VMware NSX Intelligence, the newest component of VMware NSX Data Center, provides an innovative approach to virtual networking and security. It's a network analytics component that enables administrators to see almost real-time flow within their environments, as well as view past information about flows, user configurations and workload inventory.
NSX Intelligence's distributed analytics engine ingests data from different data sources, such as vRealize Network Insight or VMware AppDefense. Future releases of NSX Intelligence will also integrate with VeloCloud and Avi Networks as a data source.
How NSX Intelligence works
NSX Intelligence Data Platform receives the data streams from NSX Manager and transport nodes. Flows are sent at five-minute intervals and are distributed and optimized at the source. NSX Intelligence learns the content and the flow within the Layer 7 context of the apps running in the environment and provides the admin with recommendations for applying firewall rules. The admin can review and either accept or modify those recommendations before creating the new rules.
The admin can see the flows, user configurations and workload inventory. NSX Intelligence enables admins to plan microsegmentation and recommend firewall rules, groups and services to secure the environment.
Deployment options and system requirements
VMware distributes the NSX Intelligence stand-alone product as a virtual appliance. IT organizations must have NSX-T version 2.5 running before implementing NSX Intelligence 1.0 and enough resources for not only the server side, but also for the client side where the views are displayed.
The whole application, running as a VM, consumes a lot of resources. For a production environment or large deployment option, systems require 128 GB of RAM, 32 vCPU and 2 TB of disk space. A proof-of-concept environment, or small deployment option, consumes 64 GB of RAM, 16vCPUs and 2 TB of disk space. The client must have a supported browser, such as Chrome, Firefox or Microsoft Edge, and browser resolution set to a minimum of 1200 x 800 pixels.

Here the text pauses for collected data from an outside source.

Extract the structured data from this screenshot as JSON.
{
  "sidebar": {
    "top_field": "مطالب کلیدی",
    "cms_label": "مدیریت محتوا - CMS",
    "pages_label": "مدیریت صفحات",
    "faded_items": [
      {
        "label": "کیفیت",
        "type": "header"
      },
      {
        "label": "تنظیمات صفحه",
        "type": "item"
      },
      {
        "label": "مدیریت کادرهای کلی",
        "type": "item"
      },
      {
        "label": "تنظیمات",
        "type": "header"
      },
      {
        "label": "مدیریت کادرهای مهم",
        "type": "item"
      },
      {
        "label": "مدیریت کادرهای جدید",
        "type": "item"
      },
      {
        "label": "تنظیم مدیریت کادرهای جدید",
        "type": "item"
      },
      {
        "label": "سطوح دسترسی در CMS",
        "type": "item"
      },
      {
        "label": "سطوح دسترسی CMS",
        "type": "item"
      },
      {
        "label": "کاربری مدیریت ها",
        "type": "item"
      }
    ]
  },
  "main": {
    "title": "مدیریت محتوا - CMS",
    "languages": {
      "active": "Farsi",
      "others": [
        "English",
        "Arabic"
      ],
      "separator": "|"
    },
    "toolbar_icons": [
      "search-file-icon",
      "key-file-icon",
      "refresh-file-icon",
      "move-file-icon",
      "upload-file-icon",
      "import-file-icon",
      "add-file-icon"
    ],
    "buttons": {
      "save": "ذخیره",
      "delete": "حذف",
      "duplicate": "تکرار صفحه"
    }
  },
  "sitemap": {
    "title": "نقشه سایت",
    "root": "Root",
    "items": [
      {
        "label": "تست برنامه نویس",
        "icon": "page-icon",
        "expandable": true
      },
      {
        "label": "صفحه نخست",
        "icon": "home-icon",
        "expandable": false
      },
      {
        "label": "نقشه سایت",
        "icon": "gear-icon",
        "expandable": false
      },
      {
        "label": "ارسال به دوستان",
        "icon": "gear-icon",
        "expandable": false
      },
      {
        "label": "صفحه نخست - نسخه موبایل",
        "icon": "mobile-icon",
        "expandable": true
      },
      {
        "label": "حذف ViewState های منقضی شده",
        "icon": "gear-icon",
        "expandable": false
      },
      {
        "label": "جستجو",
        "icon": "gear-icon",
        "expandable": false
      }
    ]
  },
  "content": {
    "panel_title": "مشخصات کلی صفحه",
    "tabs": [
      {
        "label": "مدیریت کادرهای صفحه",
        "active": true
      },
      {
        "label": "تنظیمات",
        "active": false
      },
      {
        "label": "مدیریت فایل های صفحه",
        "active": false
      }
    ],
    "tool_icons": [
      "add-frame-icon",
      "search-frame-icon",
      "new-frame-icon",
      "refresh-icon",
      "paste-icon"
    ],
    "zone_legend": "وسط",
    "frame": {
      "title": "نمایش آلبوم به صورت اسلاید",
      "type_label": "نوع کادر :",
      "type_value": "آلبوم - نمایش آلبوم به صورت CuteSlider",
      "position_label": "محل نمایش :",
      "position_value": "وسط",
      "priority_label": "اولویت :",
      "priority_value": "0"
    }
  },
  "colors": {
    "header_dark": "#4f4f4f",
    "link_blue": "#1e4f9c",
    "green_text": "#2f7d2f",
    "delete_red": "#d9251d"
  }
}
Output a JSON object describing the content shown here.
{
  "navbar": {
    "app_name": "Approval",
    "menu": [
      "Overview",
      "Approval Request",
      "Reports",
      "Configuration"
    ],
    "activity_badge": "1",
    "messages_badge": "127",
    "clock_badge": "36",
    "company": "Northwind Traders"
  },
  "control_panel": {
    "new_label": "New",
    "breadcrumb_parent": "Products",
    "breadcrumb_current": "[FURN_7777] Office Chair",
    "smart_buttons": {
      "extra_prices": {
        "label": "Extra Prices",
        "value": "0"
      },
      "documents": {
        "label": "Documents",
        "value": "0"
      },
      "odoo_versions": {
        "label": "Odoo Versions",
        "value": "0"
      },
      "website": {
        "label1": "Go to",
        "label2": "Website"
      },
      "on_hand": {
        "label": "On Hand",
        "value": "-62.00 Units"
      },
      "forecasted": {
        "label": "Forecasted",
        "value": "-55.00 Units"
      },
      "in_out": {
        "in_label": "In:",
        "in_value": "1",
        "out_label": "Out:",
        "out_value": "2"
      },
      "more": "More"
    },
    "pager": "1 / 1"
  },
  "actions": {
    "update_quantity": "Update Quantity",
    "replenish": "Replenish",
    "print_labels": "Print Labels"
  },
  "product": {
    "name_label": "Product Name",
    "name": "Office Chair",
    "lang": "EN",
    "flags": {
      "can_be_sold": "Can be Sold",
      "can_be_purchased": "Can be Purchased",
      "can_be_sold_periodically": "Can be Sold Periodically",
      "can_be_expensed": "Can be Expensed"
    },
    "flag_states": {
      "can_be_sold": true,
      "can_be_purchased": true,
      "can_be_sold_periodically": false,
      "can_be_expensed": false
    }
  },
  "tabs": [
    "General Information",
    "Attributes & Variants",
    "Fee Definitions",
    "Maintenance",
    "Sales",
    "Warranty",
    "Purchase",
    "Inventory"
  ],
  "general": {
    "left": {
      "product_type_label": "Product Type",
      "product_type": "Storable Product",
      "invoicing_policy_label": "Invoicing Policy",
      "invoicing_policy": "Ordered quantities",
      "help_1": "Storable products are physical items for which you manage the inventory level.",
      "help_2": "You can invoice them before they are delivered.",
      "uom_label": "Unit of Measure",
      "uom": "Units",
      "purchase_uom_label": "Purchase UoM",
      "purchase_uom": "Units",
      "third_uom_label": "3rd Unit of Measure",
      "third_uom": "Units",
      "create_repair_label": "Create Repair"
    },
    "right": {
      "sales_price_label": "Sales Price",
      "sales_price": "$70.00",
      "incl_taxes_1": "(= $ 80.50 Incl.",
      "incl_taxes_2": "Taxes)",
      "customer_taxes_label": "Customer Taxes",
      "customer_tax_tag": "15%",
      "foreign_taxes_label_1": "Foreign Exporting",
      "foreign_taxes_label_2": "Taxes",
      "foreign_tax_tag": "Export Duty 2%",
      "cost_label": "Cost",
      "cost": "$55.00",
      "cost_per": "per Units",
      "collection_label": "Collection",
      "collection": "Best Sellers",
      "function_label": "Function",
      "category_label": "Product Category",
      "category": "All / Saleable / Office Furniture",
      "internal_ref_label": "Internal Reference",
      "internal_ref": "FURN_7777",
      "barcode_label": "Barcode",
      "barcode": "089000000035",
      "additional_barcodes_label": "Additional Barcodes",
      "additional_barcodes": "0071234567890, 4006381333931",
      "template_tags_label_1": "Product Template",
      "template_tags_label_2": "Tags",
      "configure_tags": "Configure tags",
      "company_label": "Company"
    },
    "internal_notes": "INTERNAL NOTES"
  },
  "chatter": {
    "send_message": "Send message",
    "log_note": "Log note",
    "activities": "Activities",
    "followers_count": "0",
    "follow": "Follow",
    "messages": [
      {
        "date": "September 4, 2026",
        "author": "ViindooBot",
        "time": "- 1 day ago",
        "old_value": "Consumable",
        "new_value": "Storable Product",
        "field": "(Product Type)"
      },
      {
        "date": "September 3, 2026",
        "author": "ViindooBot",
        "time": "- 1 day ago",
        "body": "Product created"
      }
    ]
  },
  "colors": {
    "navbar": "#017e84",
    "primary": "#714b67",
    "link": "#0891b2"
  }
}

NSX Intelligence benefits and drawbacks
Admins who don't use a tool like NSX Intelligence to analyze their environments must manually check every app in every workload and manually create rules in the distributed firewall. Although they can, this method isn't effective for large-scale deployments.

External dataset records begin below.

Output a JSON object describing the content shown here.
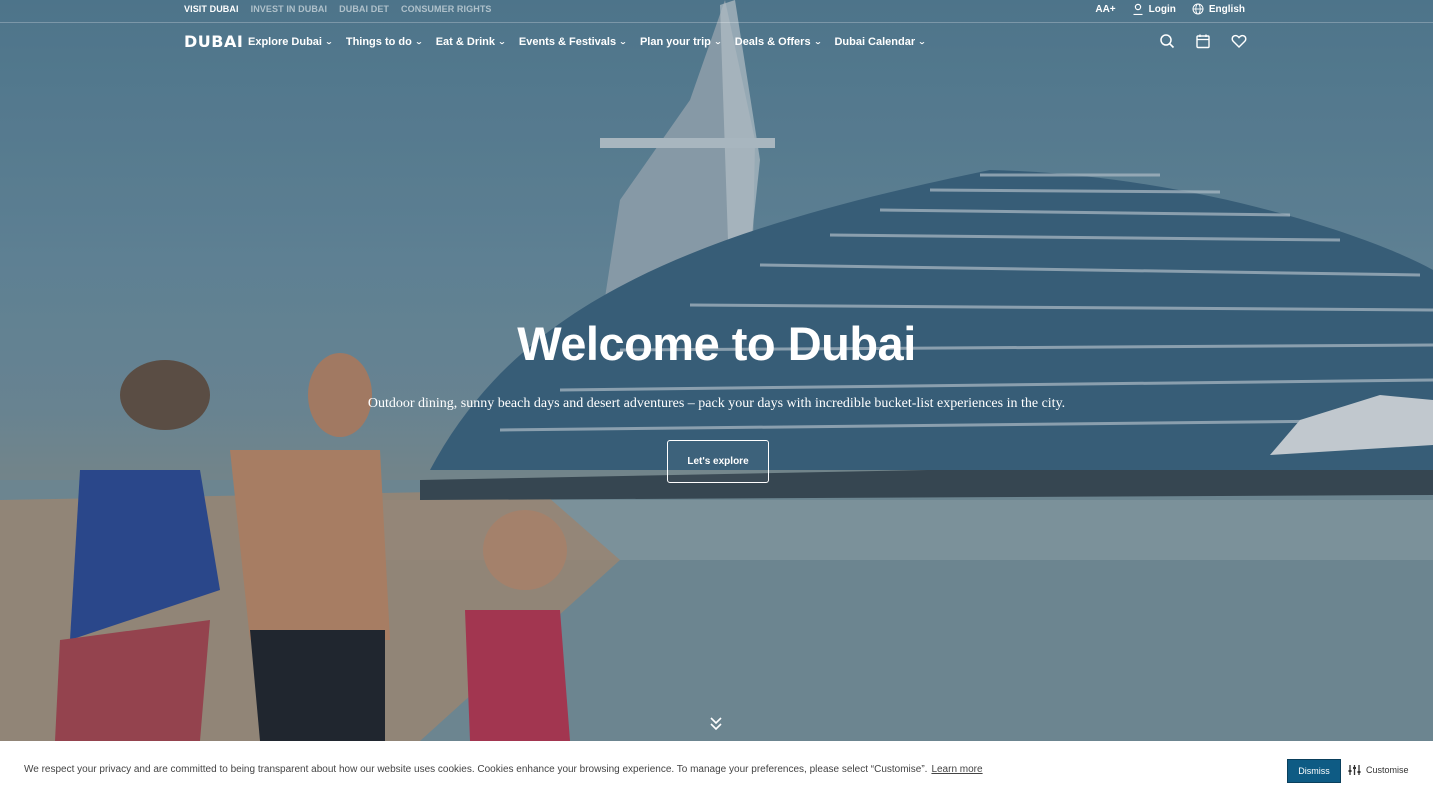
{
  "topbar": {
    "links": [
      "VISIT DUBAI",
      "INVEST IN DUBAI",
      "DUBAI DET",
      "CONSUMER RIGHTS"
    ],
    "text_size": "AA+",
    "login": "Login",
    "language": "English"
  },
  "nav": {
    "logo": "DUBAI",
    "items": [
      {
        "label": "Explore Dubai"
      },
      {
        "label": "Things to do"
      },
      {
        "label": "Eat & Drink"
      },
      {
        "label": "Events & Festivals"
      },
      {
        "label": "Plan your trip"
      },
      {
        "label": "Deals & Offers"
      },
      {
        "label": "Dubai Calendar"
      }
    ],
    "icons": [
      "search-icon",
      "calendar-icon",
      "heart-icon"
    ]
  },
  "hero": {
    "title": "Welcome to Dubai",
    "subtitle": "Outdoor dining, sunny beach days and desert adventures – pack your days with incredible bucket-list experiences in the city.",
    "cta": "Let's explore"
  },
  "cookie": {
    "message": "We respect your privacy and are committed to being transparent about how our website uses cookies. Cookies enhance your browsing experience. To manage your preferences, please select “Customise”.",
    "learn_more": "Learn more",
    "dismiss": "Dismiss",
    "customise": "Customise"
  },
  "colors": {
    "dismiss_bg": "#0e5b84",
    "hero_tint": "#5a869c"
  }
}
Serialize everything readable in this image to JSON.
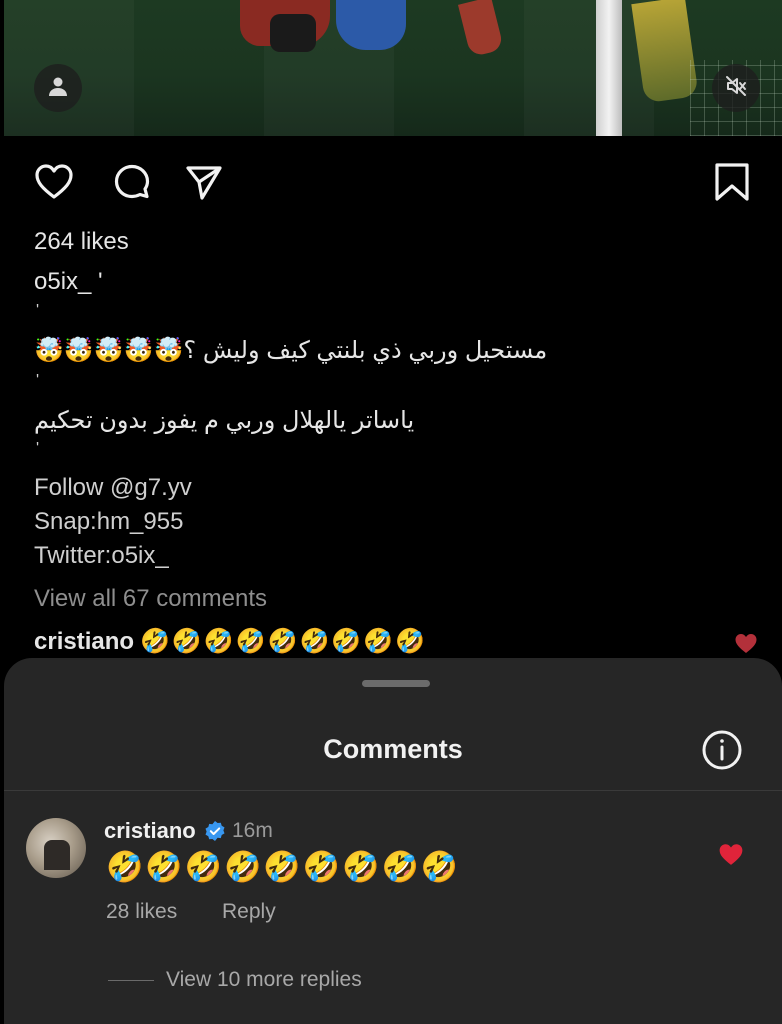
{
  "post": {
    "likes": "264 likes",
    "username": "o5ix_ '",
    "tick1": "'",
    "line1": "مستحيل وربي ذي بلنتي كيف وليش ؟🤯🤯🤯🤯🤯",
    "tick2": "'",
    "line2": "ياساتر يالهلال وربي م يفوز بدون تحكيم",
    "tick3": "'",
    "follow": "Follow @g7.yv",
    "snap": "Snap:hm_955",
    "twitter": "Twitter:o5ix_",
    "view_all": "View all 67 comments",
    "preview_user": "cristiano",
    "preview_text": "🤣🤣🤣🤣🤣🤣🤣🤣🤣"
  },
  "icons": {
    "user_tag": "person-icon",
    "mute": "speaker-muted-icon",
    "like": "heart-outline-icon",
    "comment": "comment-bubble-icon",
    "share": "paper-plane-icon",
    "save": "bookmark-icon",
    "info": "info-icon",
    "verified": "verified-badge-icon",
    "liked": "heart-filled-icon"
  },
  "colors": {
    "background": "#000000",
    "sheet": "#262626",
    "heart": "#e0243a",
    "verified": "#3897f0"
  },
  "sheet": {
    "title": "Comments",
    "comment": {
      "user": "cristiano",
      "time": "16m",
      "text": "🤣🤣🤣🤣🤣🤣🤣🤣🤣",
      "likes": "28 likes",
      "reply": "Reply"
    },
    "view_replies": "View 10 more replies"
  }
}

NSX Intelligence can automatically show the admin a configuration, which he or she can review and possibly modify, before accepting and letting the application create those rules. The product can eliminate traffic duplication and network degradation.
NSX Intelligence can benefit for large-scale enterprise networks, but it can also consume too many resources to be used for smaller enterprises or SMBs. Also, NSX Intelligence comes at an additional cost on top of NSX-T.

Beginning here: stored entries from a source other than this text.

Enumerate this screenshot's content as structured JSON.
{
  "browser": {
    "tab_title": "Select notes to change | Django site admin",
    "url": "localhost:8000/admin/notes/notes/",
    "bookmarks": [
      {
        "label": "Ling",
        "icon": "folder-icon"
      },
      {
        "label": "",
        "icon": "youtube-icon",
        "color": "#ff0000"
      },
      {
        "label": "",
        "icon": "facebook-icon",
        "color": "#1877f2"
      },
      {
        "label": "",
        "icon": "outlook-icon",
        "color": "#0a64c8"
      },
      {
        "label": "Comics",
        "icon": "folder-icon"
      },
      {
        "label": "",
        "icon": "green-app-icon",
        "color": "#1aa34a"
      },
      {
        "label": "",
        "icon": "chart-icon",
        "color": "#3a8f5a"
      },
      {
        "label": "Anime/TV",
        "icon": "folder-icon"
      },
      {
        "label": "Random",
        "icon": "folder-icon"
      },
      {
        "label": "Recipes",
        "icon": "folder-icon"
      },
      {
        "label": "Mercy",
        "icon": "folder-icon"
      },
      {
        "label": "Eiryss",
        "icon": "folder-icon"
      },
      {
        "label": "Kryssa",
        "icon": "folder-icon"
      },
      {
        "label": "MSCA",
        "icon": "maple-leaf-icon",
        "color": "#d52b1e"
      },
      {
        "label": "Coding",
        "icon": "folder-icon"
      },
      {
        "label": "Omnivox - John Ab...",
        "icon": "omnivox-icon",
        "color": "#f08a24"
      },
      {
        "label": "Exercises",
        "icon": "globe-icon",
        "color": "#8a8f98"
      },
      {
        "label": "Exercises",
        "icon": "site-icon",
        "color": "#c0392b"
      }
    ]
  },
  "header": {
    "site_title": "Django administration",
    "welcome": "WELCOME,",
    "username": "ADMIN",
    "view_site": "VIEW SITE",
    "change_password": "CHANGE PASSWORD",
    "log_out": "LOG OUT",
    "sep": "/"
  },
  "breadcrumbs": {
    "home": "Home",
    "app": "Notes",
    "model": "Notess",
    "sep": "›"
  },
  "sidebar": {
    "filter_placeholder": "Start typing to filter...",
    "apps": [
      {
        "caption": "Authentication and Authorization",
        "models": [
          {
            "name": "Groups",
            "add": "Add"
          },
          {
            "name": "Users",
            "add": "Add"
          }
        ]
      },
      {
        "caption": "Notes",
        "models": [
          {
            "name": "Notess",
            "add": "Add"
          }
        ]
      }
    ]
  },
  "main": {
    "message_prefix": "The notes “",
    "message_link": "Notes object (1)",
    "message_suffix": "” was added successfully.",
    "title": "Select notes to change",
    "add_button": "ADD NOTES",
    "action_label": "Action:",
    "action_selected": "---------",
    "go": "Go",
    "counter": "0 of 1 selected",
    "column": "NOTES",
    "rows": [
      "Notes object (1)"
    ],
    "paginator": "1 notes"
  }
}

Overall, NSX Intelligence makes microsegmentation much easier and faster. It's almost like self-driving microsegmentation operations.
NSX Intelligence user interface
NSX Intelligence has an HTML 5 web-based UI that gives admins access to:
- Data flow view. NSX Intelligence provides almost real-time flow information on data between workloads in the environment. Information, including VMs, external IPs and public IPs, is displayed within and outside the NSX domain.
- Rules generation. NSX Intelligence generates distributed firewall policy sections, groups and services, which admins can either accept or modify for microsegmentation planning. The software also generates new inventory groups or services.
- Group and users view. The group view shows the flow of information between objects at all levels. V1.0 of the product supports up to 100 VMs per session.
- Filtering views. Admins can filter the communication map to the VM level, view correlated VM and network context, and show flow details and related groups.
NSX Intelligence provides a centralized view of analyzed data across the NSX domain. A Recommendation wizard lets the admin select rules, groups and services, accept or reject the choice and then validate to create the distributed firewall rules.
Hopefully, future versions of NSX Intelligence include more autoconfiguration features that analyze the environment and provide several different security options. Resource optimization would also be helpful, as the product currently requires a significant amount of resources.
Overall, NSX Intelligence can help large enterprises, as it gives a networking team deep visibility into virtualized and containerized workloads. The automated microsegmentation planning by recommending firewall rules, groups and services and could benefit security admins working in an enterprise environment.